Segundo a polícia do Rio de Janeiro, o massacre que resultou em 28 mortes, na última quinta-feira que antecede o Dia das Mães, tinha como foco combater esquemas de aliciamento de crianças e adolescentes. A chamada “Operação Exceptis” foi montada pela Delegacia da Criança e do Adolescente Vítima (DCAV) com outras delegacias da Polícia Civil do estado com o objetivo de realizar a busca e apreensão de 21 pessoas.
A consequência foi assistida por todo o mundo em tempo real: a chacina mais letal da história. A tragédia ocorrida anula por completo a ideia de que a proteção à infância e adolescência era a meta da operação policial, ainda assim, temos acompanhado desde então a doutrina da proteção integral de crianças e adolescentes ser usada como escudo pela polícia, que por sua vez, apresenta como resultado a apreensão de armas e drogas, ignorado todos os traumas, danos e a destruição à infância de dezenas de crianças da favela do Jacarezinho.
Embora o artigo 227 da Constituição Federal brasileira determine que todas as crianças e adolescentes têm absoluta prioridade de seus direitos, devendo estes serem garantidos pelas famílias, pela sociedade e pelo Estado, é notório que a proteção integral de crianças e adolescentes não inclui de fato as crianças e adolescentes negras, pobres e periféricas do Rio de Janeiro, ou de qualquer lugar do Brasil.

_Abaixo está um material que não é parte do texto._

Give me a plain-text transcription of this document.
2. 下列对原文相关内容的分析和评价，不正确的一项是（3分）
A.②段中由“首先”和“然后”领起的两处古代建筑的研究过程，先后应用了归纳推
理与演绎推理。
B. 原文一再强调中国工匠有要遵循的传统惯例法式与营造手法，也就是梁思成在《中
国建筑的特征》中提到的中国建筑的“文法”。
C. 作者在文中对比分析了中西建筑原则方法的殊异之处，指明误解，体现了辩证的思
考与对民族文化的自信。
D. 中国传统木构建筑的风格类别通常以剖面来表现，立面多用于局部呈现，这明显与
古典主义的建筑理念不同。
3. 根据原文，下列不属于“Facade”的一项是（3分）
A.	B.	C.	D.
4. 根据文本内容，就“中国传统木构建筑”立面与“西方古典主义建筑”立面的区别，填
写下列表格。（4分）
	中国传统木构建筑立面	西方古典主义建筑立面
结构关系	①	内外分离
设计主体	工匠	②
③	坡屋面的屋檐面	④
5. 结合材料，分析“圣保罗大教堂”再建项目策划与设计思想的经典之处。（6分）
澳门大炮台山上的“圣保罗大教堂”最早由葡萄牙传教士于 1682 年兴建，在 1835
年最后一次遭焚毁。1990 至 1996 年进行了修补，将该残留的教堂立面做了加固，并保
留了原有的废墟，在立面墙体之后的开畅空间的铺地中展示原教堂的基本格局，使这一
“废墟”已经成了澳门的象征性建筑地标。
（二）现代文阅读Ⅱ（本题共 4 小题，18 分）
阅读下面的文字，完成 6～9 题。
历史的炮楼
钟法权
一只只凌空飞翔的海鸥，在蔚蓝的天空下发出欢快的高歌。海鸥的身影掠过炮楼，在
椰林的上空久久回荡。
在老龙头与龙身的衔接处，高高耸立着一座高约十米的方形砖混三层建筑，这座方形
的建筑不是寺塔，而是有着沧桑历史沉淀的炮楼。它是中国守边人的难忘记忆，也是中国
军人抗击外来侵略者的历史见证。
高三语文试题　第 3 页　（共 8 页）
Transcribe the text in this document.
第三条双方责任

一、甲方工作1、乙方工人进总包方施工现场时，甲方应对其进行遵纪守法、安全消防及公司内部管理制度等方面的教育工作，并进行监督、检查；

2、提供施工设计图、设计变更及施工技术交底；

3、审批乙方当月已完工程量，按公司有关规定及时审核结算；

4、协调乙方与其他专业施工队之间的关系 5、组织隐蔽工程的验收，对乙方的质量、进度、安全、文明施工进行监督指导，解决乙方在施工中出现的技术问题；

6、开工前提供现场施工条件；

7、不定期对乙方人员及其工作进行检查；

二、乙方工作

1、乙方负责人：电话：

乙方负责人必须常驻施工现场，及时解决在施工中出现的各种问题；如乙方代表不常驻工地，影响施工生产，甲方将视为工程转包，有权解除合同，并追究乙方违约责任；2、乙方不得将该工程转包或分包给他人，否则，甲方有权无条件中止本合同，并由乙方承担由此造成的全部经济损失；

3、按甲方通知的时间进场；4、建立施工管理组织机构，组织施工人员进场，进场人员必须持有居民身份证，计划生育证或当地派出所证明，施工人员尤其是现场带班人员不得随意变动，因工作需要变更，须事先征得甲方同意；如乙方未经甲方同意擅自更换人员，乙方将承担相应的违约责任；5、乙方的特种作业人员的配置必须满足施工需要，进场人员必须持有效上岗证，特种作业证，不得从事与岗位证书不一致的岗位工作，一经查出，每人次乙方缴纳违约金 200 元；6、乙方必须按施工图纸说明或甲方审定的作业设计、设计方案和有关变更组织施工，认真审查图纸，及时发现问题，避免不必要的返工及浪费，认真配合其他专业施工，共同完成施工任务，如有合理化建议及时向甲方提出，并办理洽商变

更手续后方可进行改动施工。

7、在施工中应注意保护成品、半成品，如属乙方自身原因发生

O secretário da Polícia Civil do Rio de Janeiro disse no túmulo do único policial morto no massacre que “não foi em vão”, será que o aliciamento de crianças teve fim? A sequência de fatos ocorridos, brevemente expostas a seguir, demonstra como a proteção de crianças e adolescentes negras, pobres e periféricas não é (e nunca foi) uma prioridade, mas precisa ser urgentemente.
- No final do ano passado, em plena pandemia, o prefeito do Rio de Janeiro autorizou o fechamento de escolas e a abertura de shoppings centers. Embora haja uma ampla e importante discussão sobre a reabertura de escolas, não resta dúvidas que o investimento da educação é a ação mais inteligente durante os períodos de crises. Neste sentido, importante destacar que segundo o Unicef, “priorizar a reabertura segura das escolas e garantir o direito de crianças e adolescentes à educação são ações essenciais”.
- Em abril, o Rio de Janeiro atingiu a triste, e revoltante, marca de 100 registros de crianças baleadas, entre elas alguns nomes se tornaram inesquecíveis como das meninas Maria Eduarda, Agatha Felix, Emily e Rebeca, e o menino João Pedro, o que revela uma verdadeira guerra contra a infância no estado carioca.
- Desde o dia 27 de dezembro, as três crianças Lucas, Alexandre e Fernando, seguem desaparecidas. De acordo com a Defensoria Pública do Estado houve descumprimento do protocolo especial de busca de crianças e adolescentes evidenciando a despreocupação da polícia com os desaparecimentos. Quase quatro meses depois, ainda nos perguntamos, onde estão as crianças de Belford Roxo? Segundo dados identificados pela Fundação para a Infância e Adolescência (IFA) as crianças negras são maioria entre os desaparecidos, e apenas no estado do Rio de Janeiro representam 73,18% do total.
- “A cama da criança estava encharcada de sangue”, esta frase, e muitos outros relatos identificadas em vídeos de moradores da favela do Jacarezinho, indica o quanto definitivamente as crianças e adolescentes não eram prioridade na chacina realizada.
Mesmo sem dados efetivos, a seguinte reflexão se faz necessária: onde estava o Estado quando estes que foram mortos também eram crianças e adolescentes? É importante lembrar que nenhum jovem, adulto ou idoso nascem crescidos, todos também já foram crianças e adolescentes e provavelmente tiveram seus direitos violados pelo Estado, pela sociedade e por famílias. E que agora passam a ser vistos meramente como “bandidos”, esta categoria descartável da sociedade, desde que preta, pobre e favelada.
Outro ponto de atenção é o fato que crianças foram expostas a cenas de violência que marcaram suas vidas para sempre. Embora ainda não se saiba, também é importante questionar quantas das pessoas mortas eram mães, pais, cuidadores ou responsáveis por crianças e adolescentes, e como estas crianças ficarão a partir de agora, o Estado assegurará sua proteção integral?
Por fim, dedico estas palavras escritas às mães da favela do Jacarezinho, principalmente às 28 mulheres que perderam suas crianças – minha mãe me ensinou que filho nunca cresce, não importa o que aconteça – que terão Dias das Mães mais difíceis, a partir deste ano; e também às crianças que um dia foram àqueles que hoje são responsabilizados pelas ausências e silenciamentos de quem deveria ter chegado antes com um livro, mas chegou agora com uma arma cheia de balas rompendo vidas.